New rules under Singapore's bankruptcy framework to create a more "rehabilitative environment" for bankrupts will come into force from August, the Ministry of Law (MinLaw) said on Wednesday.

The minimum debt amount that needs to be owed before a person may be made bankrupt will be increased to S$15,000, from S$10,000. This accounts for inflation since 2000.

Under the new framework, a timeline has been provided such that most first-time bankrupts should be eligible for discharge after five years - once they make, in full, a target contribution to creditors based on the individual's earning potential during the bankruptcy period.

After the seventh year, a first-time bankrupt should be discharged, even if he does not meet the target contribution. Repeat bankrupts will generally be eligible for discharge within 7-9 years.

Before this, no timeline was set for bankrupts and no target contribution was declared to creditors. The change is meant to give bankrupts clear time frames, and the incentive to seek "gainful employment", MinLaw said.
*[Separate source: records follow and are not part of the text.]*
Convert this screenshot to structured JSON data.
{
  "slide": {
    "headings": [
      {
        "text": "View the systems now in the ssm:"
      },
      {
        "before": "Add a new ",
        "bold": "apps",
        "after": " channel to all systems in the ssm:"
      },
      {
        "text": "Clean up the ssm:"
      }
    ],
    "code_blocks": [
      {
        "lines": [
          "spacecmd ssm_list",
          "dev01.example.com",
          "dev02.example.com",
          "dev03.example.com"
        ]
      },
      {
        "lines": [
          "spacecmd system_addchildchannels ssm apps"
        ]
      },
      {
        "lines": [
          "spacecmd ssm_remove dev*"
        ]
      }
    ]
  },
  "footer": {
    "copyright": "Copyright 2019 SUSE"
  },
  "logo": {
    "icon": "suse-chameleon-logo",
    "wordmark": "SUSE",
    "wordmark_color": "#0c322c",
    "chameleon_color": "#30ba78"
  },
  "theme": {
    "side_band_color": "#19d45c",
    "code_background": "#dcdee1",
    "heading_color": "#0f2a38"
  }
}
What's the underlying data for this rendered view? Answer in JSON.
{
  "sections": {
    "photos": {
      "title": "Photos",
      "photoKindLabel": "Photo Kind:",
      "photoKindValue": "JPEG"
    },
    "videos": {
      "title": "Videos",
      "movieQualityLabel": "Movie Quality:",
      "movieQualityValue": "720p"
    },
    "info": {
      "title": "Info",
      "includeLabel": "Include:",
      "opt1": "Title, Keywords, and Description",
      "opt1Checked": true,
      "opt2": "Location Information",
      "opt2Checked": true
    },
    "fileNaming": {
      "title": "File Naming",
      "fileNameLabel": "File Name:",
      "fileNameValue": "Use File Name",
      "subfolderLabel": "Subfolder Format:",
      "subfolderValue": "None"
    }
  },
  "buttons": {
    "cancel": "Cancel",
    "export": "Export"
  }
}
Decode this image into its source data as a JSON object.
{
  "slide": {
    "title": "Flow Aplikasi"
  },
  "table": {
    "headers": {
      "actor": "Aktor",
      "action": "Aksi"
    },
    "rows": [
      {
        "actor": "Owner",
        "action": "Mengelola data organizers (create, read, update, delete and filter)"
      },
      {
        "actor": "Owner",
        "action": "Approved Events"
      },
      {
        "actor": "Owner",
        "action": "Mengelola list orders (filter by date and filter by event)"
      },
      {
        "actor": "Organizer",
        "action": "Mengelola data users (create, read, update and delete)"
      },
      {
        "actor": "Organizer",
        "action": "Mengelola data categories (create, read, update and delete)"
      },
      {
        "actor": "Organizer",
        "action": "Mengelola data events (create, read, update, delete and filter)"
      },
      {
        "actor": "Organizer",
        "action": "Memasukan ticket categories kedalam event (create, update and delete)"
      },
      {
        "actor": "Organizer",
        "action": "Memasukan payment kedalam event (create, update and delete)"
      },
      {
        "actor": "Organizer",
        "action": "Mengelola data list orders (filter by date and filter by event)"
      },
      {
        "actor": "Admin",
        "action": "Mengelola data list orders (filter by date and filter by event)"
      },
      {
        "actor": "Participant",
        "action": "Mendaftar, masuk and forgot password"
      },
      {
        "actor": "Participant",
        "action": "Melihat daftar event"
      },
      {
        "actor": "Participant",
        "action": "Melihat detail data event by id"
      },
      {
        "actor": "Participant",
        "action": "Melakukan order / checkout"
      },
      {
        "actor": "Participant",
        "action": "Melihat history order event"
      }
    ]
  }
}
Institutional creditors will also be required to nominate private trustees to administer the bankruptcy estate when applying to make a debtor bankrupt. Such trustees will include accountants and lawyers.

Currently, most bankruptcies in Singapore are administered by the Official Assignee under the government's Insolvency and Public Trustee's Office, and at a low cost.

Much of the public feedback during the public consultation last year focused on the cost of trustees, which could run into hundreds of thousands of dollars for huge debt recovery proceedings. MinLaw said involving a public trustee would result in lower distribution to creditors, but this would ensure all repayment options are exhausted before bankruptcy proceedings are considered.

MinLaw added then that institutional creditors have sufficient expertise and resources to conduct credit assessments before extending credit, and have sufficient resources to bear the costs of debt recovery.

"Government resources and taxpayer dollars should not be used to subsidise the costs for the recovery of such debts," it added then. It said on Wednesday that the new rules are designed to ensure creditors are careful when extending credit.

MinLaw has also made it quicker for creditors to apply for bankruptcy application. After a demand for payment has been issued to a debtor, the creditor will no longer have to wait for a 21-day period to lapse before filing a bankruptcy application.

But the creditor must show a serious possibility that the debtor's property or its value will be "significantly diminished" before 21 days are up.